No plano económico já tivemos melhores dias, no plano comercial há sempre limites, o Brasil encontra na sua periferia muitos dos produtos que Portugal pode exportar e por isso a nossa balança comercial não é e nunca será esmagadora. No plano internacional devemos articular-nos no quadro da CPLP e potenciar a língua portuguesa. Mas, se for ler um programa do governo português, encontrará várias linhas sobre o Brasil. Se for a qualquer programa do governo brasileiro não encontrará uma única linha sobre Portugal.

Como viu a entrada da Guiné Equatorial na CPLP?

Todos ficamos chocados com a pena de morte na Guiné Equatorial. A pena de morte existe em países nossos aliados desde a primeira hora, como é o caso dos EUA. Há umas áreas em que só tocamos quando nos dá jeito. Somos oportunistas, temos uma Realpolitik e mais facilmente temos ideias politicamente correctas em relação a países mais frágeis ou de que não dependemos. Podemos dar-nos ao luxo de grandes princípios quando não temos grandes interesses.

Se a UE fosse a América Latina, que país seria Portugal?

É difícil. Teria de ter a dimensão do Peru mas uma estabilidade maior. Não somos o Chile, infelizmente, e o Brasil seria a Alemanha. Não sei quem será a Venezuela.

Do que precisa Portugal para se afirmar lá fora?

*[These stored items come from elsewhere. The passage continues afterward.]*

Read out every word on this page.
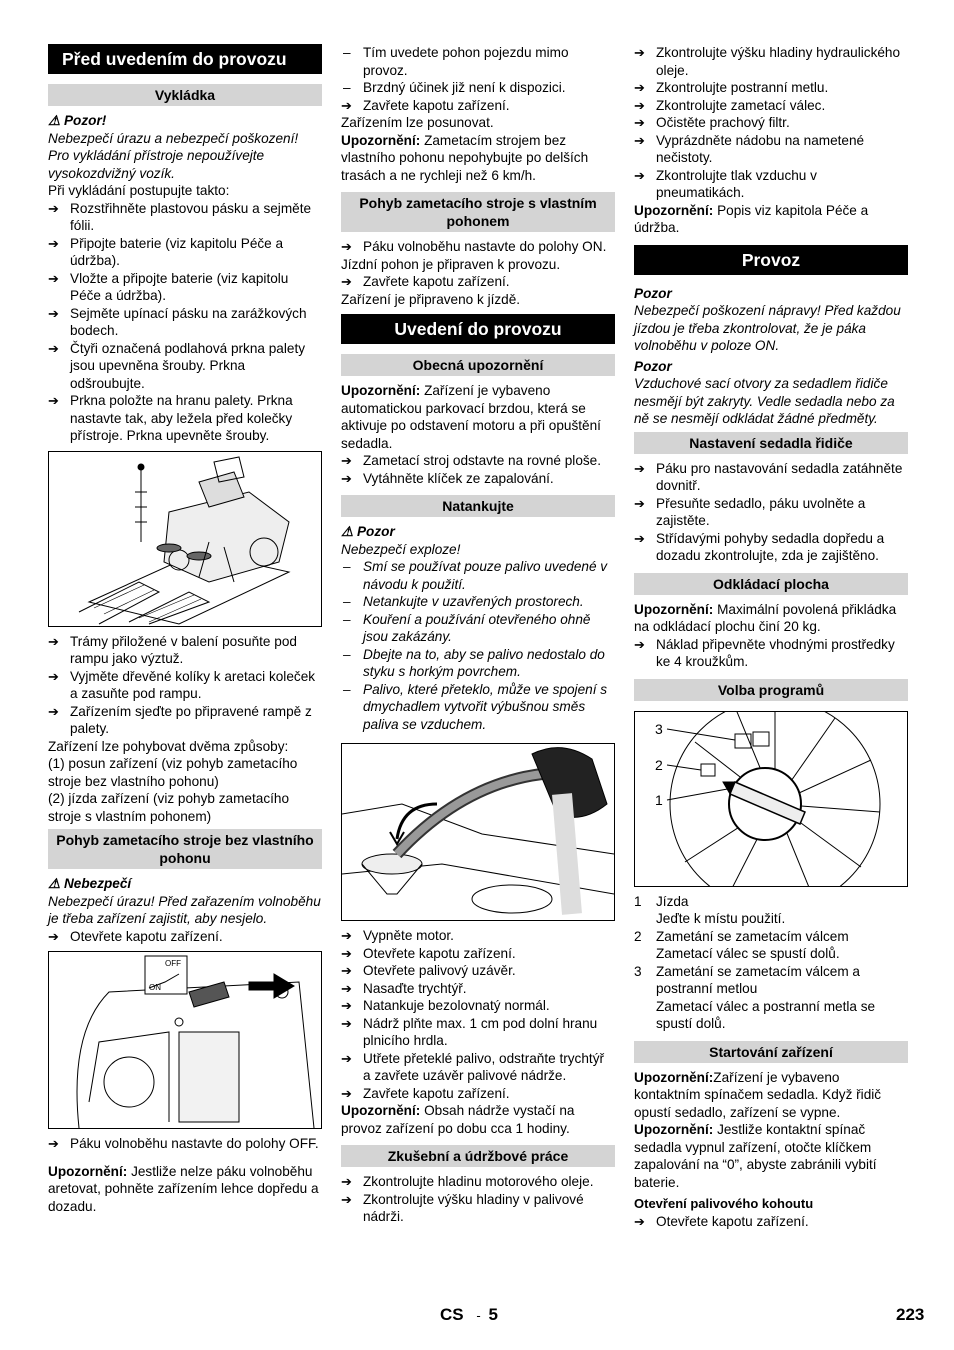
Před uvedením do provozu
Vykládka
⚠ Pozor!

Nebezpečí úrazu a nebezpečí poškození! Pro vykládání přístroje nepoužívejte vysokozdvižný vozík.

Při vykládání postupujte takto:

➔ Rozstřihněte plastovou pásku a sejměte fólii.
➔ Připojte baterie (viz kapitolu Péče a údržba).
➔ Vložte a připojte baterie (viz kapitolu Péče a údržba).
➔ Sejměte upínací pásku na zarážkových bodech.
➔ Čtyři označená podlahová prkna palety jsou upevněna šrouby. Prkna odšroubujte.
➔ Prkna položte na hranu palety. Prkna nastavte tak, aby ležela před kolečky přístroje. Prkna upevněte šrouby.
➔ Trámy přiložené v balení posuňte pod rampu jako výztuž.
➔ Vyjměte dřevěné kolíky k aretaci koleček a zasuňte pod rampu.
➔ Zařízením sjeďte po připravené rampě z palety.

Zařízení lze pohybovat dvěma způsoby:

(1) posun zařízení (viz pohyb zametacího stroje bez vlastního pohonu)

(2) jízda zařízení (viz pohyb zametacího stroje s vlastním pohonem)

Pohyb zametacího stroje bez vlastního pohonu
⚠ Nebezpečí

Nebezpečí úrazu! Před zařazením volnoběhu je třeba zařízení zajistit, aby nesjelo.

➔ Otevřete kapotu zařízení.
OFF
ON
➔ Páku volnoběhu nastavte do polohy OFF.

Upozornění: Jestliže nelze páku volnoběhu aretovat, pohněte zařízením lehce dopředu a dozadu.

– Tím uvedete pohon pojezdu mimo provoz.
– Brzdný účinek již není k dispozici.
➔ Zavřete kapotu zařízení.

Zařízením lze posunovat.

Upozornění: Zametacím strojem bez vlastního pohonu nepohybujte po delších trasách a ne rychleji než 6 km/h.

Pohyb zametacího stroje s vlastním pohonem
➔ Páku volnoběhu nastavte do polohy ON.

Jízdní pohon je připraven k provozu.

➔ Zavřete kapotu zařízení.

Zařízení je připraveno k jízdě.

Uvedení do provozu
Obecná upozornění

Upozornění: Zařízení je vybaveno automatickou parkovací brzdou, která se aktivuje po odstavení motoru a při opuštění sedadla.

➔ Zametací stroj odstavte na rovné ploše.
➔ Vytáhněte klíček ze zapalování.
Natankujte
⚠ Pozor

Nebezpečí exploze!

– Smí se používat pouze palivo uvedené v návodu k použití.
– Netankujte v uzavřených prostorech.
– Kouření a používání otevřeného ohně jsou zakázány.
– Dbejte na to, aby se palivo nedostalo do styku s horkým povrchem.
– Palivo, které přeteklo, může ve spojení s dmychadlem vytvořit výbušnou směs paliva se vzduchem.
➔ Vypněte motor.
➔ Otevřete kapotu zařízení.
➔ Otevřete palivový uzávěr.
➔ Nasaďte trychtýř.
➔ Natankuje bezolovnatý normál.
➔ Nádrž plňte max. 1 cm pod dolní hranu plnicího hrdla.
➔ Utřete přeteklé palivo, odstraňte trychtýř a zavřete uzávěr palivové nádrže.
➔ Zavřete kapotu zařízení.

Upozornění: Obsah nádrže vystačí na provoz zařízení po dobu cca 1 hodiny.

Zkušební a údržbové práce
➔ Zkontrolujte hladinu motorového oleje.
➔ Zkontrolujte výšku hladiny v palivové nádrži.
➔ Zkontrolujte výšku hladiny hydraulického oleje.
➔ Zkontrolujte postranní metlu.
➔ Zkontrolujte zametací válec.
➔ Očistěte prachový filtr.
➔ Vyprázdněte nádobu na nametené nečistoty.
➔ Zkontrolujte tlak vzduchu v pneumatikách.

Upozornění: Popis viz kapitola Péče a údržba.

Provoz
Pozor

Nebezpečí poškození nápravy! Před každou jízdou je třeba zkontrolovat, že je páka volnoběhu v poloze ON.

Pozor

Vzduchové sací otvory za sedadlem řidiče nesmějí být zakryty. Vedle sedadla nebo za ně se nesmějí odkládat žádné předměty.

Nastavení sedadla řidiče
➔ Páku pro nastavování sedadla zatáhněte dovnitř.
➔ Přesuňte sedadlo, páku uvolněte a zajistěte.
➔ Střídavými pohyby sedadla dopředu a dozadu zkontrolujte, zda je zajištěno.
Odkládací plocha

Upozornění: Maximální povolená přikládka na odkládací plochu činí 20 kg.

➔ Náklad připevněte vhodnými prostředky ke 4 kroužkům.
Volba programů
3
2
1
1	Jízda
Jeďte k místu použití.
2	Zametání se zametacím válcem
Zametací válec se spustí dolů.
3	Zametání se zametacím válcem a postranní metlou
Zametací válec a postranní metla se spustí dolů.
Startování zařízení

Upozornění:Zařízení je vybaveno kontaktním spínačem sedadla. Když řidič opustí sedadlo, zařízení se vypne.

Upozornění: Jestliže kontaktní spínač sedadla vypnul zařízení, otočte klíčkem zapalování na “0”, abyste zabránili vybití baterie.

Otevření palivového kohoutu
➔ Otevřete kapotu zařízení.
CS - 5	223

Para mim, um dos principais factores para um país como Portugal se afirmar no plano internacional é a previsibilidade, não vale a pena fazer grandes números. Somos um país não muito conhecido e com uma imagem difusa. O que se passou nos últimos anos, com as forças políticas, que têm grandes divergências entre si, a tomar consciência de que é preciso fazer uma reforma das contas públicas, é algo que nos dá alguma credibilidade. As pessoas percebem hoje que uma alternância política em Portugal se fará sempre num quadro de grande respeito pelos compromissos internacionais. Ninguém lá fora vive na angustia sobre se é Costa ou Seguro.

E para dentro, é indiferente quem ganha?

São duas lideranças de modelo diferenciado. Acho que se está a passar um tempo triste dentro do Partido Socialista porque há uma fulanização excessiva do debate, uma espécie de juízo de personalidades e um deserto de ideias. O PS está a sofrer disso e vai sofrer disso, em particular porque qualquer dos lados está a deixar sair a terreiro alguns talibãs específicos que estão a criar uma acrimónia muito forte dentro do partido, o que não é tradição. As feridas vão ser muito difíceis de curar a partir do momento em que um ou outro ganhar. Mas penso que há legitimidade para António José Seguro se manter no lugar em função daquilo que foi o compromisso feito há um ano, da mesma maneira que é natural que outro sector do PS faça uma leitura não tão entusiasta das suas vitórias. Perante aquilo que é um movimento exterior forte que põe em causa a actual liderança, Seguro abre um processo novo ao lado e tira as consequências. Do ponto vista formal é o que melhor protege os dois campos. Sempre fui favorável às primárias, em França foram um sucesso no Partido Socialista e vão agora ser utilizadas pela direita. O que se temia, e vem a dar-se conta de que há razões para isso, é que o modelo das primárias, pelo tempo que demora, cria um ambiente de fortíssima tensão que causa feridas que vamos ver como é possível sarar no pós-eleições. E isto preocupa-me, porque o partido que sair do dia 28 de Dezembro, e depois do congresso e das directas, vai ser um partido muito dividido. E não sei se isso é bom para a política portuguesa e para um grande partido alternativo em Portugal. Hoje, aliás, na Rua de São Caetano à Lapa [sede PSD] devem estar com um sorriso do tamanho do mundo.

Isso aborrece-o?


Confesso que há pessoas que não desgosto de ver tristes.